Een heel groot gebied in Portugal is bedekt met wijnvelden. Op sommige plaatsen wordt wijn nog op de ouderwetse manier met de voeten fijngetrapt. Op de lijst van alle landen die wijn produceren op de negende plaats. Een bekende wijn is Portwijn. Deze wijn komt uit het dal waar de Douro stroomt. Deze wijnsoort wordt per schip in vaten vervoerd. Madeira is een eiland in de Atlantische Oceaan. Het hoort ook bij Portugal. Op dit eiland wordt de beroemde Madeirawijn gemaakt. In Portugal worden ook mooie handwerken gemaakt. Vooral het borduurwerk is heel bekend. Uit de Portugese grond wordt veel steenkool en ijzererts gehaald. De producten die hiervan gemaakt worden worden gemaakt in metaalfabrieken en scheeps- werven. Ongeveer 33 procent van de bevolking in Portugal werkt in de industrie.
School
De meeste kinderen in Portugal gaan pas op hun zesde naar school. Dit komt doordat er alleen in de grote steden een kleuterschool is. Van je zesde tot je twaalfde moet iedereen naar school. Dat staat in de wet. De eerste vier jaar gaan bijna alle kinderen echt naar school, maar in de laatste twee klassen komen soms kinderen niet meer opdagen. Deze kinderen moeten dan thuis hard werken om aan geld te komen, want dat is bij sommige hard nodig hard. De regering wil dat daar verandering in komt. Daarom heeft de regering enkele maatregelen genomen. Zo krijgen de kinderen naar zes jaar school een diploma. Alleen wie later een diploma heeft kan gaan werken. Ook krijgen de allerarmste gezinnen geld als ze hun kinderen naar school sturen.
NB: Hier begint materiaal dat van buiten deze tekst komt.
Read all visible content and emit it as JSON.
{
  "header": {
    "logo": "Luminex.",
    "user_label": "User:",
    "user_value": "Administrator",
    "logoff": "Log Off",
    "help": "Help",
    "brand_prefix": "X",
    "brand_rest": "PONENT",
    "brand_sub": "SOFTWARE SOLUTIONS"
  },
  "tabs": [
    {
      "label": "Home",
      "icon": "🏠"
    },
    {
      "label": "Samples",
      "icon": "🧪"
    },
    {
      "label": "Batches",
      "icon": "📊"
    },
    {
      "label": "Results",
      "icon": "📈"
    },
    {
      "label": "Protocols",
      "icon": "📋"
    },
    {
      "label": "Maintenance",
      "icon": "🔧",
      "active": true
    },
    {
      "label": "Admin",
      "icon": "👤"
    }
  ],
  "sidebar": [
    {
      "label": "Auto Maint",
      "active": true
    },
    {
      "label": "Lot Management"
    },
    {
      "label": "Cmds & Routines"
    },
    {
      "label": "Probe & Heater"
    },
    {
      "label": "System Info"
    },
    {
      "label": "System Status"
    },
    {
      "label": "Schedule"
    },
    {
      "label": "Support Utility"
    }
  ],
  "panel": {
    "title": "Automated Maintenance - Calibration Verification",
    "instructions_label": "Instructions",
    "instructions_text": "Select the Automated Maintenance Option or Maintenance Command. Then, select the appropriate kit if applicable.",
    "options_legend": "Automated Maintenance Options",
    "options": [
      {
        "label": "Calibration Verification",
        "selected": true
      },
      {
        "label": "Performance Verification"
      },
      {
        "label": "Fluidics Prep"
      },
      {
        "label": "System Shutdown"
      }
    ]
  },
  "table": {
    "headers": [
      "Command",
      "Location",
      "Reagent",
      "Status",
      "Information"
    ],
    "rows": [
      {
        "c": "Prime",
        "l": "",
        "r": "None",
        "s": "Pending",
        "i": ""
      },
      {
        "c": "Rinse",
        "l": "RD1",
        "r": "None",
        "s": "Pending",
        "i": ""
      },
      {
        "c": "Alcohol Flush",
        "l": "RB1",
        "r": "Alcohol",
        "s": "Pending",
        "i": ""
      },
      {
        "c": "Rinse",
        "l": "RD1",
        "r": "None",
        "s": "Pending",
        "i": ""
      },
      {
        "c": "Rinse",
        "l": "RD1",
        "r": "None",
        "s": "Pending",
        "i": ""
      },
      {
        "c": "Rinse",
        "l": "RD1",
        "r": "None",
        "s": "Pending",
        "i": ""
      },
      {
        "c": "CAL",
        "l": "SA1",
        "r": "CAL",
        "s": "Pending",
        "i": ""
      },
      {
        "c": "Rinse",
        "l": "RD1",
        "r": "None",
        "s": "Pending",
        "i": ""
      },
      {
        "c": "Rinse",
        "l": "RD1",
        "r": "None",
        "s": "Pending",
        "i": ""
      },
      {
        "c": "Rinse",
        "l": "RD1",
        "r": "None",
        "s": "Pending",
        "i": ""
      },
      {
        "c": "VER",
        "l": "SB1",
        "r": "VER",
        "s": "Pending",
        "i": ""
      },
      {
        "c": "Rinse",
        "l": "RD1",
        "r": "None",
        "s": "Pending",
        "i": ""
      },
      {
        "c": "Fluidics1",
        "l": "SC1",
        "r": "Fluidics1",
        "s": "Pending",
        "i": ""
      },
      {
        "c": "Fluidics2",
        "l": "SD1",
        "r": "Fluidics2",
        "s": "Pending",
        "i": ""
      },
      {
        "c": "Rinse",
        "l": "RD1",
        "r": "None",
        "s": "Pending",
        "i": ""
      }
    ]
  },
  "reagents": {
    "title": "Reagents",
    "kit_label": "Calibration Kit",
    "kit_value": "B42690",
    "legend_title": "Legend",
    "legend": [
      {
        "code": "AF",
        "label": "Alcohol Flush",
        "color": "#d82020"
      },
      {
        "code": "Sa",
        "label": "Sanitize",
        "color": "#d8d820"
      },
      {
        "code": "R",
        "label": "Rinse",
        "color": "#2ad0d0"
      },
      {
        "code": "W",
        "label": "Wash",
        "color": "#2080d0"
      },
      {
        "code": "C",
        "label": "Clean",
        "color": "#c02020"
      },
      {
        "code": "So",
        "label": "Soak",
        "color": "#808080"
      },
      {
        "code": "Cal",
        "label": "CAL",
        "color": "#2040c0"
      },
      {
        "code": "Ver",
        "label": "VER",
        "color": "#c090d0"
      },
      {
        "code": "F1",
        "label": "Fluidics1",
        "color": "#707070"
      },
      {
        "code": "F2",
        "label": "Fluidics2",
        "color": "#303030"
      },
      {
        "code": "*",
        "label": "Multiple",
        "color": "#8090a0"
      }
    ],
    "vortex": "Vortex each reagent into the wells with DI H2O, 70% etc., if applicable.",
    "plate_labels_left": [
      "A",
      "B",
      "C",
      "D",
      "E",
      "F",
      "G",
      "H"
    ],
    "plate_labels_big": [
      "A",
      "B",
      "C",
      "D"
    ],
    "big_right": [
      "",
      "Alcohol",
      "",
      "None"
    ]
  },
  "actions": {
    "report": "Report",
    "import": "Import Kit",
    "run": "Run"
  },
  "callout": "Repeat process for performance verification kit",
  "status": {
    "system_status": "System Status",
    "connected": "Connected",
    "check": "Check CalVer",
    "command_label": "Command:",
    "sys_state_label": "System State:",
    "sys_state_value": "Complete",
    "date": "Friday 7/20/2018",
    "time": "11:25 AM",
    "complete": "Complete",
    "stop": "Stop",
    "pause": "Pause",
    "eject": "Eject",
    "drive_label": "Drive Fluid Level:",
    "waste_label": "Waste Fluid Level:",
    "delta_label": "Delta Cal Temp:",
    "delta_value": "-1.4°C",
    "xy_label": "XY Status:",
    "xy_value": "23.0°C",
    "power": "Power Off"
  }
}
In Portugal zij veel te weinig schoolgebouwen en te weinig leerkrachten. Hierdoor kunnen maar weinig kinderen na die zes jaar school niet verder studeren. Een enkeling die verder gaat studeren en verder kan studeren gaat meestal naar de universiteit in Coimbra.
Samenvatting
Ik heb nou verteld over de over spoeling van de Moren en hoe de kleine straatjes ontstaan zijn. Ik heb verteld over het weer in Portugal. Ik heb verteld over de hoofdstad Lissabon. Ik heb verteld over de landbouw, wijnbouw en over de industrie. En als laatste vertelde ik over het naar school gaan in Portugal. Ik heb veel van deze spreekbeurt geleerd. Onder andere dat veel Portugese kinderen na vier jaar niet meer naar school gaan en ik heb veel geleerd over de over spoeling van de Moren. Ook heb ik geleerd dat Portugal een best arm land is.